Arctic cisco (Coregonus autumnalis) is an anadromous species of freshwater whitefish that inhabits the Arctic parts of Siberia, Alaska and Canada. It has a close freshwater relative in several lakes of Ireland, known as the pollan, alternatively regarded as conspecific with it, or as a distinct species.


The freshwater omul of Lake Baikal, formerly considered a subspecies Coregonus autumnalis migratorius of the Arctic cisco, has no close genetic relationship to it and is now classified as a separate species, Coregonus migratorius.

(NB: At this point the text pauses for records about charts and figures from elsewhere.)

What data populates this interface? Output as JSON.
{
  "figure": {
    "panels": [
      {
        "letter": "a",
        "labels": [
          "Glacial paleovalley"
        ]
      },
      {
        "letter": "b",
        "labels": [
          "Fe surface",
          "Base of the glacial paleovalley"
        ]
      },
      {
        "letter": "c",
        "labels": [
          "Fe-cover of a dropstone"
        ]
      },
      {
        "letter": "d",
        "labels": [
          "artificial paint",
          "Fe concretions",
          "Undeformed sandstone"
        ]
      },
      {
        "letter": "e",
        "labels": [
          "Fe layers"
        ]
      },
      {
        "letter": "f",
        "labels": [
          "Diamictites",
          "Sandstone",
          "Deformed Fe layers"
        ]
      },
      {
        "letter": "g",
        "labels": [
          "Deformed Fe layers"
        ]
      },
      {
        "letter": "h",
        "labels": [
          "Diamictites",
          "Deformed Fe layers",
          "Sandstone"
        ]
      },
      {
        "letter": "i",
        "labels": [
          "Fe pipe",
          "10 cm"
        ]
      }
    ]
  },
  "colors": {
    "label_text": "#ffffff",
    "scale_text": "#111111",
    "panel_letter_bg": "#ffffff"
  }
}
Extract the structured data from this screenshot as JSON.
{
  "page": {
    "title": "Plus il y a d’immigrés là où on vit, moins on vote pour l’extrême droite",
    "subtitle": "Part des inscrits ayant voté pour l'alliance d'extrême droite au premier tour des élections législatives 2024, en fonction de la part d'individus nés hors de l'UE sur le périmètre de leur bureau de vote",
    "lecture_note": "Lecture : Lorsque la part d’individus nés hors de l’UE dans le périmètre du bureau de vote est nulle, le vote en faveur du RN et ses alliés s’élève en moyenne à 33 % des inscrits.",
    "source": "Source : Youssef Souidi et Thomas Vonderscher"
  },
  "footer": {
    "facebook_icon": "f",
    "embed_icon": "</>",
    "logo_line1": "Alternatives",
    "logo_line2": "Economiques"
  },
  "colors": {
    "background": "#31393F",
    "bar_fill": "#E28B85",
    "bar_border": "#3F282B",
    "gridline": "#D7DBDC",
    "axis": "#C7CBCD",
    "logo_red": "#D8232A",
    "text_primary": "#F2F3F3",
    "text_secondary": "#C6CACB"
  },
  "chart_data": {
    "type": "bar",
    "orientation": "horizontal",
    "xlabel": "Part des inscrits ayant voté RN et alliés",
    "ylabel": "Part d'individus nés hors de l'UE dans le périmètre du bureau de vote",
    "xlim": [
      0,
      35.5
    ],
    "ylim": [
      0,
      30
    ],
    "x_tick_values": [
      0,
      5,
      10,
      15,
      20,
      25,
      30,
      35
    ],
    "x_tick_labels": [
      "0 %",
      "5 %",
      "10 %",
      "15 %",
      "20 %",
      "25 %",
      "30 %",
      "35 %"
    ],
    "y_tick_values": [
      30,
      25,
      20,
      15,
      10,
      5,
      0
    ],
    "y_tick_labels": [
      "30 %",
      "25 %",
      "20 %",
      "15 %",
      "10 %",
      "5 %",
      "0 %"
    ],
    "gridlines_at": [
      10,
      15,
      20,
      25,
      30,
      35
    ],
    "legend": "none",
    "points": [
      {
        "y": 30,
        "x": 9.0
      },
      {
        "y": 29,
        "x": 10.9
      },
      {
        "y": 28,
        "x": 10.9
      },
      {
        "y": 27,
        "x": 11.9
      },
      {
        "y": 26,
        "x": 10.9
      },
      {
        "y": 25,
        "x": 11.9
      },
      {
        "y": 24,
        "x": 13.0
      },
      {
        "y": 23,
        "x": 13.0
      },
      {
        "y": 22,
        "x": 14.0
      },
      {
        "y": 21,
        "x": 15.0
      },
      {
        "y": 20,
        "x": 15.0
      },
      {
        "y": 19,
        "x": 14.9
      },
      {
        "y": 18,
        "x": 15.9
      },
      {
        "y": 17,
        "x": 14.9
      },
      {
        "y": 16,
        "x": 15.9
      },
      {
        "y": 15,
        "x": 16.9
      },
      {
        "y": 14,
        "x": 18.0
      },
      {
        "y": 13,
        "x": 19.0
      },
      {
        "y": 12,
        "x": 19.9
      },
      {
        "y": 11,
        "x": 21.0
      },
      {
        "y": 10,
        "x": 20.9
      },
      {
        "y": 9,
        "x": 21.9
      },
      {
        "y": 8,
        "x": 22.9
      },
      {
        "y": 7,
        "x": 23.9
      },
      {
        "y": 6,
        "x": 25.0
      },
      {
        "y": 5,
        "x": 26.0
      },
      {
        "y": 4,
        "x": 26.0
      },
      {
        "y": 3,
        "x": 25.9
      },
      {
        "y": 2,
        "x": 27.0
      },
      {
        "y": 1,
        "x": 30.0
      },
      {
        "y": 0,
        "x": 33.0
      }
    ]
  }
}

The Arctic cisco have a relatively small head with a non-prominent snout. They have metallic silver body, a brown or dark green back, and nearly colorless fins. They have no spots nor teeth on their jaws. They do have a patch of teeth on their tongue. They can reach 50 cm (20 in) in length and can weight up to 2 kg (4.4 lbs), but are usually less than 40 cm (16 in) in length and 1 kg (2.2 lbs) in weight.

Distribution and habitat

Arctic cisco can be found in the Beaufort Sea, Colville River delta, and freshwater drainages east of the Sagavanirktok River. They can be found in several drainages in the Northwest Territories and Siberia, such as the Chaun River, and are not often found east of Point Barrow.

Food chain


The Arctic cisco preys upon plankton, crustaceans, and small fishes.


Predators of the Arctic cisco include marine mammels, seabirds, and large fishes such as the Dolly Varden trout and burbot.



Arctic cisco are able to spawn at 8 or 9 years of age. Females may only be able to spawn two or three times in their life, and do not necessarily produce eggs every year.

The Arctic cisco reproduce in September. They do not reproduce in Alaskan waters, but do reproduce in Mackenzie River.

Females have up to 90,000 eggs.


Young Arctic cisco migrate along the Beaufort Sea coast. They are then aided by winds to the Colville River delta, where they are over 160 km (100 mi) from where they spawned. They return to the Mackenzie River to spawn. They do not feed while migrating upward.

Life history

Arctic cisco can live to be 13 years old or more.


Little is known of the abundance of the Arctic cisco in Alaska.


The largest threats to the Arctic cisco appear to be climate change and oil and gas development.